Талия тревожилась не только из-за отсутствия Криссела. Когда разрезала гранитный постамент, превратив его в материал для баррикад, она вернулась на свой наблюдательный пост у окна. Вскоре после звонка Криссела мимо башни проехал строительный робот, перевозчик с открытым верхом. Вез он не обломки, а груз намного ужаснее – трупы, уложенные штабелями по десять, а то и по двадцать штук. Одна машина везла тысячи трупов. Талия поняла, что для роботов мертвецы – тот же мусор. Робот ехал в том же направлении, что и другие, груженные сырьем для производственного комплекса. Трупы утилизируют – расчленят и переработают. Сама плоть не слишком ценна, зато в черепах есть демархистские имплантаты, а значит, ценные металлы, полупроводники, сверхпроводники и органические соединения.

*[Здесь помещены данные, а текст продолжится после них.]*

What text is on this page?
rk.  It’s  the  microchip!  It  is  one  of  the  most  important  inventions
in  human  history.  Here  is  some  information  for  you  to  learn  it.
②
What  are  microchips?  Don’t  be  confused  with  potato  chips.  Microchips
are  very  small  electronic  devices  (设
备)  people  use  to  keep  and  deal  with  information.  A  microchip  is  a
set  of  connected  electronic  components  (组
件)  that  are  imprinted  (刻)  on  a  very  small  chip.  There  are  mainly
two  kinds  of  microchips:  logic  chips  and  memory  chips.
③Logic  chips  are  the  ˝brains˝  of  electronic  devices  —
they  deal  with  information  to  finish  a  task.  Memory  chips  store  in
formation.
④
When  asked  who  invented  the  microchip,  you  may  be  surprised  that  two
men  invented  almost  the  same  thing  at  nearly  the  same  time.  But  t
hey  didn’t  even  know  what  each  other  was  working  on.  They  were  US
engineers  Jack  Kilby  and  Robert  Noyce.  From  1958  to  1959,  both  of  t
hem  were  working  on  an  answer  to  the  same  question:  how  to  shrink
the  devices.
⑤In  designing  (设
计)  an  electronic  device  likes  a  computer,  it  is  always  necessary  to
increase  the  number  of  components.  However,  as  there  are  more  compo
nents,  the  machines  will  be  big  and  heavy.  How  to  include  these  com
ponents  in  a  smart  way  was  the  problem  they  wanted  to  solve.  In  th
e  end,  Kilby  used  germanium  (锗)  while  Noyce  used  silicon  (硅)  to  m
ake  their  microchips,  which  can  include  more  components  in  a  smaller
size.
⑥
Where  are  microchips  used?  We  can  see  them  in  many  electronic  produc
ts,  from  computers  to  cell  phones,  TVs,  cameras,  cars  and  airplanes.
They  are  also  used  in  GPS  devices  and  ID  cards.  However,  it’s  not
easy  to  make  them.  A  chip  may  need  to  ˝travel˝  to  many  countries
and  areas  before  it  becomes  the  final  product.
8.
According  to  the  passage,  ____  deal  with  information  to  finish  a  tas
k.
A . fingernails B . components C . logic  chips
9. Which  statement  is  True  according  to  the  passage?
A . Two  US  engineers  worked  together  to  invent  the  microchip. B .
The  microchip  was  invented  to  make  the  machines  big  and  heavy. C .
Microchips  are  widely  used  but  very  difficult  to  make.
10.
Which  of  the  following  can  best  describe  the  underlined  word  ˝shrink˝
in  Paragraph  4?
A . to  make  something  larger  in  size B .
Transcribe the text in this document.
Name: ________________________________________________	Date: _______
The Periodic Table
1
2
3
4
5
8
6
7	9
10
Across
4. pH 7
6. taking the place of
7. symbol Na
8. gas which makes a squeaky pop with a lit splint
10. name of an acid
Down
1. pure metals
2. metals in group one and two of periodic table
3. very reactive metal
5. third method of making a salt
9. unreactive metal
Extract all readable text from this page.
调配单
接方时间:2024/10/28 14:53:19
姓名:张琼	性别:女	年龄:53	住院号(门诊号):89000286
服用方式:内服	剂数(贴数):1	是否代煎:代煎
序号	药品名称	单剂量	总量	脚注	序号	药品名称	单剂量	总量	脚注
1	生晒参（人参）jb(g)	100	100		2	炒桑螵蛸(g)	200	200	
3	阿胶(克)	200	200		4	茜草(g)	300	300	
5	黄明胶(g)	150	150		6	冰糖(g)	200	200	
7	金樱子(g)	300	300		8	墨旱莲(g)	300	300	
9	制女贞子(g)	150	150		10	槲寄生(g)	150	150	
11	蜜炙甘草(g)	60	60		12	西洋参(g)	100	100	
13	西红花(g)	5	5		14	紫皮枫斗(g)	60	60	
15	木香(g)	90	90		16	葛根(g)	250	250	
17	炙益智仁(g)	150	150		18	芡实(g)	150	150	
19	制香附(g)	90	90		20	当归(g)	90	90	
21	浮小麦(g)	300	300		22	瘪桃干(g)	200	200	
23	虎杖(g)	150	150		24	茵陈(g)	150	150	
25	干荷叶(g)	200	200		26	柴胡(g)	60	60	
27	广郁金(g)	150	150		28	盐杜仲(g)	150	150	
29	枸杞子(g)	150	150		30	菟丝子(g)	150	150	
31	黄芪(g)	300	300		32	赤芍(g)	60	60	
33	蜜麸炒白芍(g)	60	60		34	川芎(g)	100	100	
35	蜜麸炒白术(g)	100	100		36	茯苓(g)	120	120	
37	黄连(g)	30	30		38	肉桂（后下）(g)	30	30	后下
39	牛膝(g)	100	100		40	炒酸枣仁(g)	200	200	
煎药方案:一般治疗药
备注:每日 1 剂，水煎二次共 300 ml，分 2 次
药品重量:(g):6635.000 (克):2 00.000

До того момента Талия считала, что роботы устанавливают тоталитарный режим. Она видела, как трупы сбрасывают в декоративный пруд с фонтаном, но убедила себя, что злополучные граждане проявили неповиновение. Сейчас она поняла: роботы устроили геноцид. Людей собирали и морально обрабатывали не для того, чтобы подчинить, а чтобы меньшими усилиями умертвить и скормить производственному комплексу.